Segundo os autores, as avaliações convencionais normalmente utilizam indicadores que medem o sucesso de um programa ou iniciativa pelo nível de conformidade com os acordos internacionais. Assim, a teoria de mudança ambiciona que “a proibição da produção, tráfico e consumo de substâncias psicotrópicas ilícitas resultará na redução (ou até a eliminação) do dano que elas causam à saúde e bem-estar de indivíduos e sociedades, e na mitigação das ameaças à estabilidade, segurança e soberania dos países.” Os indicadores usados nessas avaliações frequentemente correspondem a questões de implementação e impactos intermediários, tais como: redução do número de usuários e viciados; quantidade de drogas apreendidas pela polícia; número de hectares de cultivos ilícitos destruídos; e número de traficantes processados, entre outros. Quando as políticas não funcionam, as avaliações atribuem isso a “falhas de implementação”, em vez de abrir espaço para mudanças na abordagem da questão da produção e consumo de drogas.

Os métodos avaliativos empregados pelos reformadores são mais relacionados aos objetivos de longo prazo da proteção da saúde, da estabilidade política e de direitos humanos. Portanto, uma avaliação elaborada por atores não-governamentais olha para além de números que sugerem uma interdição mais imediata do tráfico de drogas e considera consequências não-intencionais: violência, violações de direitos humanos, crime organizado, alto encarceramento de usuários, etc. Como resultado, as reformas propostas por esses grupos são fundadas em uma outra teoria de mudança que pressupõe a persistência da demanda para substâncias psicotrópicas, e em decorrência disso procura “controlar os efeitos da produção, tráfico e consumo de tais substâncias sobre indivíduos e sociedades para reduzir os danos” sem proibi-las. Segundo essa perspectiva, a implementação efetiva de uma política proibitiva não garante o seu sucesso, especialmente se ela não abordou as raízes do problema (ou seja, os fatores socioeconômicos e psicológicos que perpetuam o ciclo do vício e as considerações financeiras que dificultam a interrupção a produção local de cultivos ilícitos).

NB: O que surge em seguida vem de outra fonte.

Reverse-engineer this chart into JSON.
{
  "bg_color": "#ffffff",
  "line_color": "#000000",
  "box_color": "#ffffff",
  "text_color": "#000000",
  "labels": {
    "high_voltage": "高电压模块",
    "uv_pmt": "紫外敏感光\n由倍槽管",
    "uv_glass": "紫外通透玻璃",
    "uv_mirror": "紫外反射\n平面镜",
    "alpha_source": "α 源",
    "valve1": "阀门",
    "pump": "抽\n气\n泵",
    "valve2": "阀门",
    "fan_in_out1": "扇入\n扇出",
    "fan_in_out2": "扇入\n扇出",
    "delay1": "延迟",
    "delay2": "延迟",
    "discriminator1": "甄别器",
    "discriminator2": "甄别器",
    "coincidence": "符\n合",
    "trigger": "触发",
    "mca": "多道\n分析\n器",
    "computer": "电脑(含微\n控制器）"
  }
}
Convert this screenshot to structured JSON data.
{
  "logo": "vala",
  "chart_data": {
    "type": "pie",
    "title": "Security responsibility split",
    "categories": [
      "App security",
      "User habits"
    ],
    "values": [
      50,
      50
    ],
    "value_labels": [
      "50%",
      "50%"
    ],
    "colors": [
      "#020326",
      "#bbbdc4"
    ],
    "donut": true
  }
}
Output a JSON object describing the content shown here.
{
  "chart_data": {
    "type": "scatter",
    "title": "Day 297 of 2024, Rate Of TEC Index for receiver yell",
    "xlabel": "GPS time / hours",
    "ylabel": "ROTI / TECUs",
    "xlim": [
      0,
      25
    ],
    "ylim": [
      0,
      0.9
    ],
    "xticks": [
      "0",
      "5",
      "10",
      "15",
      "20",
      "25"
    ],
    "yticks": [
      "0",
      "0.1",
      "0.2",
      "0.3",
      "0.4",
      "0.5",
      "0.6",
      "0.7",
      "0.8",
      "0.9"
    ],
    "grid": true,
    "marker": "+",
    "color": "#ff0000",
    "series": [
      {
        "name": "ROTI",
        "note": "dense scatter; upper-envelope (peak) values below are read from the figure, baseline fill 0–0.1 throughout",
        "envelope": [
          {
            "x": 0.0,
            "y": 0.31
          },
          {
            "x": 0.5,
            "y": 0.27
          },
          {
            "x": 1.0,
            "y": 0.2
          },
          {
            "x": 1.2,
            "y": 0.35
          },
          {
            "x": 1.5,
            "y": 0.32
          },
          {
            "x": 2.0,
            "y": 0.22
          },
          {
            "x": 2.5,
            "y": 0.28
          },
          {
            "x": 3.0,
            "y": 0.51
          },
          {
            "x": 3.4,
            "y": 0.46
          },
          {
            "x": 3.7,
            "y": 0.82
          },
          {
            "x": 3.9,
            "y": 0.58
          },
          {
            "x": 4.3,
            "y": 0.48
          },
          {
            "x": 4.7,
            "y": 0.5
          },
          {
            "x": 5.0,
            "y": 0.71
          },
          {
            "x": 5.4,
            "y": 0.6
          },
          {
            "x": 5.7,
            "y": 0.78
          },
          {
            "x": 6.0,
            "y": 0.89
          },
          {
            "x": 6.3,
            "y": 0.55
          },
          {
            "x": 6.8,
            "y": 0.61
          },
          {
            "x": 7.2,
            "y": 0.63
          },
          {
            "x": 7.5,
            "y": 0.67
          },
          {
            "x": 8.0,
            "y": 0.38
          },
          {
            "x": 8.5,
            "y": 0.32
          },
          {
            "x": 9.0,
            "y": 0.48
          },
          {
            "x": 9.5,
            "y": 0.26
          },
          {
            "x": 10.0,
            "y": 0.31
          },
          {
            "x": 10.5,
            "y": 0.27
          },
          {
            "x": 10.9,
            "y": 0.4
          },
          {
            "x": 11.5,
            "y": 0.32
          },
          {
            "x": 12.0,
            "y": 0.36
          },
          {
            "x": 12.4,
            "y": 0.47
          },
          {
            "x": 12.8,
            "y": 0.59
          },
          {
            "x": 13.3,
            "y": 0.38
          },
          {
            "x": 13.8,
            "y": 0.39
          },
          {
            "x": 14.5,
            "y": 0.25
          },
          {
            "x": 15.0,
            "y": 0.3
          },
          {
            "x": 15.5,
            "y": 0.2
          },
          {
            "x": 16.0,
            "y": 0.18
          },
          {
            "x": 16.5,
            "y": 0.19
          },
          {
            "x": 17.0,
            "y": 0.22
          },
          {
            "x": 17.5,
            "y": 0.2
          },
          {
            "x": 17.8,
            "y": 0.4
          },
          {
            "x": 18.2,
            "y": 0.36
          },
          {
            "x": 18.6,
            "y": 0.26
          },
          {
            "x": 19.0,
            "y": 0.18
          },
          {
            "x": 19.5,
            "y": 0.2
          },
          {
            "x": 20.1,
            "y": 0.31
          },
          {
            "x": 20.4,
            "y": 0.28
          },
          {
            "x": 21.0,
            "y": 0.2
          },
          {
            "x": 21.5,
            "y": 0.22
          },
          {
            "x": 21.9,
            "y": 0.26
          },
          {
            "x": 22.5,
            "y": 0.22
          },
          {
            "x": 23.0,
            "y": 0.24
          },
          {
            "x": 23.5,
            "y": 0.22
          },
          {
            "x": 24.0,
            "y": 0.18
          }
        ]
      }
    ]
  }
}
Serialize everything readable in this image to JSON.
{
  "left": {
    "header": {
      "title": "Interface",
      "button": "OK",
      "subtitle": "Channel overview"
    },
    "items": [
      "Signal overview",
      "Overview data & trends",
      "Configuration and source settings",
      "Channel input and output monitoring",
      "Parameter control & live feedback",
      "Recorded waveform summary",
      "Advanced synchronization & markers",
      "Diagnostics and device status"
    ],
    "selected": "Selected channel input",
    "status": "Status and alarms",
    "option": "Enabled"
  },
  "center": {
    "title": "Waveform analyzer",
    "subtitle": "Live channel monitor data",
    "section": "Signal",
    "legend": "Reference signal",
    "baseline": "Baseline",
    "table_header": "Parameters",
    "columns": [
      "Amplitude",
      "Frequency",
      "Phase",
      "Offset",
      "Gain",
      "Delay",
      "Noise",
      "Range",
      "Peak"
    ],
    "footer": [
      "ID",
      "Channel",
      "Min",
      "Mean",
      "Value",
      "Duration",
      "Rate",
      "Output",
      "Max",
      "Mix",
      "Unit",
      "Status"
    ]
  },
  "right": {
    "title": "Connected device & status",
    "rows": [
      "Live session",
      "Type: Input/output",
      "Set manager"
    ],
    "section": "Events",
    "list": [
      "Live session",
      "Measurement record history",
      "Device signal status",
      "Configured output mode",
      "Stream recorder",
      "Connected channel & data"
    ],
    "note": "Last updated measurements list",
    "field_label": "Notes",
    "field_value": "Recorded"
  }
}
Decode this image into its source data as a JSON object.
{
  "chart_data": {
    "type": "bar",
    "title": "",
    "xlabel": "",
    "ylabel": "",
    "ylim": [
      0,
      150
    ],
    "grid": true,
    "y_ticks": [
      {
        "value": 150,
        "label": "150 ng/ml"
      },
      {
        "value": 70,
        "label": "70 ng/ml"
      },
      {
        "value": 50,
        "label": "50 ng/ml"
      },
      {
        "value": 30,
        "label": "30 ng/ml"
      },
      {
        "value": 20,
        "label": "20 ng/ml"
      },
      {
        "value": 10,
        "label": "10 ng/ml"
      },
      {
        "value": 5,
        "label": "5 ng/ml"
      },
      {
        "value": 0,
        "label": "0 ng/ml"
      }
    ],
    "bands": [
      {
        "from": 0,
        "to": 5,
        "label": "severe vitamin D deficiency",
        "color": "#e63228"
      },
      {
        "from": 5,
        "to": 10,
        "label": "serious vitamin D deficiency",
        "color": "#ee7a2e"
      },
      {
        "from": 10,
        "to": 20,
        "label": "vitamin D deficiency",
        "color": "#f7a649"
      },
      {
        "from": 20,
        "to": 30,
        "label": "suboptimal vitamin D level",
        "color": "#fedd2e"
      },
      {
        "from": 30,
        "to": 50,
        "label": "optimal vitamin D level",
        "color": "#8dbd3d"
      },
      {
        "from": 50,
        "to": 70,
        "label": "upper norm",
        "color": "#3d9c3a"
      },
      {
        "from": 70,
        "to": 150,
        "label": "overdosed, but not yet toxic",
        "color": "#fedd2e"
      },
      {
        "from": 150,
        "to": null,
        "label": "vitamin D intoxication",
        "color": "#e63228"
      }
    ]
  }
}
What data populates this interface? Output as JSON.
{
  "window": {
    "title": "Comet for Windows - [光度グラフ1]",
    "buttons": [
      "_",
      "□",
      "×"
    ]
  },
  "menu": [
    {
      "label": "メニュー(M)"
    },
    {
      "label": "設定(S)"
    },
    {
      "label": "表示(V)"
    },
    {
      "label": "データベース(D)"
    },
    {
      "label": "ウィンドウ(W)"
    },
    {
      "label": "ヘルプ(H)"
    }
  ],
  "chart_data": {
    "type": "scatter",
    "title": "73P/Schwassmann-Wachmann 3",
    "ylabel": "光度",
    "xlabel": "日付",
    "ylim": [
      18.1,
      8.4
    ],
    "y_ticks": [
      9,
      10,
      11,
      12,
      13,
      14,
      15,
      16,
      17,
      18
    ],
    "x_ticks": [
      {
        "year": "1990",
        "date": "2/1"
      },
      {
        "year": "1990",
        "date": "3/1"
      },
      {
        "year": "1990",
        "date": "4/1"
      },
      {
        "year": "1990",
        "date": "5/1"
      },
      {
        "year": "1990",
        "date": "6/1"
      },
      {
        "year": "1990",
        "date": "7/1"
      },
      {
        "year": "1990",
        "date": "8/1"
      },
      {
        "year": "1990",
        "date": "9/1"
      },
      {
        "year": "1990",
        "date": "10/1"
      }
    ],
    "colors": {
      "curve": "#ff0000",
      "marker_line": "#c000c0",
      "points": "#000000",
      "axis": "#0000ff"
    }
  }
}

No meio dos debates internacionais e domésticos sobre políticas de drogas, é preciso que essas duas visões conflitantes se complementem na construção de uma abordagem melhor e mais ampla para avaliar programas e iniciativas, desde os mais linhas-duras até os mais revolucionários. Os pesquisadores do Global Drug Policy Observatory destacam que, acima de tudo, os dois lados parecem alinhados em termos do interesse em proteger a saúde e bem-estar, eliminar o crime organizado e (em medidas diferentes) regular a produção e consumo de drogas atualmente ilegais. De qualquer forma, o ímpeto para uma reformulação do controle global de drogas na UNGASS sugere que a lógica por trás das avaliações oficiais terá de evoluir com celeridade.